Nous nous arrêtons un peu avant l'allée du manoir pour avoir un bon réseau téléphonique et appeler le commissariat. Après un résumé confus de mon affaire, on me passe enfin le lieutenant Bougival.

— Allo. grogne la voix grave de Bougival.

— Bonjour lieutenant, Mademoiselle Kashinsky à l'appareil...

— Je sais, me coupe-t-elle sèchement. Madame Kashinsky, votre affaire est classée.

— Pardon ?

— Votre affaire est classée. Le corps a été identifié, la scientifique a conclu à une mort naturelle et vous n'avez pas porté plainte.

— Mais... on ne m'a pas tenue au courant.

— Eh bien je viens de le faire.

Bon sang je lui en collerais bien une. Mais elle me mettrait direct au tapis après, je crois. Je m'imagine en train de subir une clé de bras lorsque j'insiste, la voix tremblante de contrariété.

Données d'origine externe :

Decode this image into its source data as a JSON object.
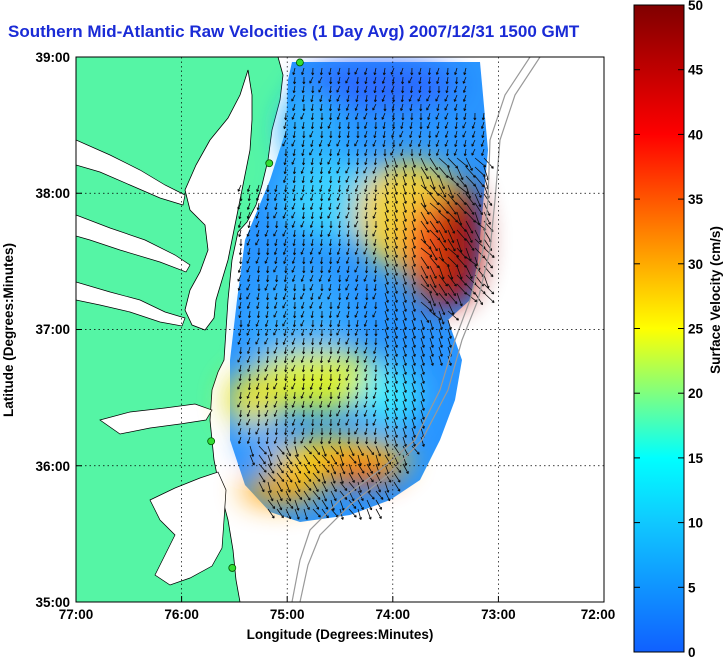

— En fait je vous appelle parce que j'ai découvert des informations importantes et...

— Votre affaire est classée, Madame.

C'est une blague. Je ne sais pas ce qui me prend, je demande à parler au lieutenant Rivière.

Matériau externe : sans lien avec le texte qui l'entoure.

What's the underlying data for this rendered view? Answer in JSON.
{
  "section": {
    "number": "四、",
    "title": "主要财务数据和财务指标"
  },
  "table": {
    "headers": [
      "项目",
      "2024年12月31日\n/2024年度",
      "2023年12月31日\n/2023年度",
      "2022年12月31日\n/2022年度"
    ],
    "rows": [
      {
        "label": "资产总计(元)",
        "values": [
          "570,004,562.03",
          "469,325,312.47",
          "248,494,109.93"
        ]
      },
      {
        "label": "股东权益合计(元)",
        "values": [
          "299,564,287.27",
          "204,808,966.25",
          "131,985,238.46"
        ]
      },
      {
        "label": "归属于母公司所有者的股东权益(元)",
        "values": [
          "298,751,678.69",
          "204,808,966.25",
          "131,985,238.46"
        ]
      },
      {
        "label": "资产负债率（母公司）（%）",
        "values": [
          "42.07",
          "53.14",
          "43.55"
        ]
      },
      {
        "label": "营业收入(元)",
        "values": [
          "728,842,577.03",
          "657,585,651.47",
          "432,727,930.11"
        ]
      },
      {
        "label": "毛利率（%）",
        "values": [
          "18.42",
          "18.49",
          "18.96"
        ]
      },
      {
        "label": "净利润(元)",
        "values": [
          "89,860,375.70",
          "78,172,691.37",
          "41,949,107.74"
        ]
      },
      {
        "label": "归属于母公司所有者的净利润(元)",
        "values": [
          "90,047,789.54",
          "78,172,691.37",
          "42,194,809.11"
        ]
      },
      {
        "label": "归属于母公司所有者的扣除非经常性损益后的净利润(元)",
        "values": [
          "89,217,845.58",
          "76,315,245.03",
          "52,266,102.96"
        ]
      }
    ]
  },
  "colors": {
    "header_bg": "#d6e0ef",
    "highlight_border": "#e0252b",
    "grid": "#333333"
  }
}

— Le lieutenant n'est pas disponible.

— Je peux peut-être rappeler plus tard ?

— Écoutez, Madame Kashinsky, vous n'obtiendrez rien de plus de mon collègue.

— Mais vous pouvez tout de même transférer l'appel.

— Le lieutenant Rivière est en déplacement.

— À Paris ?

Il y a un blanc à l'autre bout du fil.

— Pourquoi ? demande-t-elle sans cacher le soupçon dans sa voix.

— Eh bien vue que j'y habite, ce sera peut-être plus simple de le voir là bas ?

À nouveau un blanc.

— Madame Kashinsky, si vous cherchez juste à obtenir les coordonnées de mon collègue, vous pouviez me le dire dès le départ, et je vous aurais tout de suite dit non.

Je n'arrive pas à répondre tellement je suis horrifiée. Peut-être-Jacqueline pense que je veux seulement récupérer le numéro de Rivière pour flirter.

— Mais non !

— Très bien. Nous en avons donc fini.

— Oui.

Elle raccroche.

Je me rends compte que je n'ai fait part de ma découverte à personne. Elle m'a eue ! Elle a détourné mon attention sur un potentiel flirt avec Rivière pour me déstabiliser et mettre un terme à la conversation ! Quelle maligne cette Jacqueline. N'empêche que le commissariat semble se ficher complet qu'une tombe ait été profanée. Ou plutôt de quoi que ce soit venant de moi.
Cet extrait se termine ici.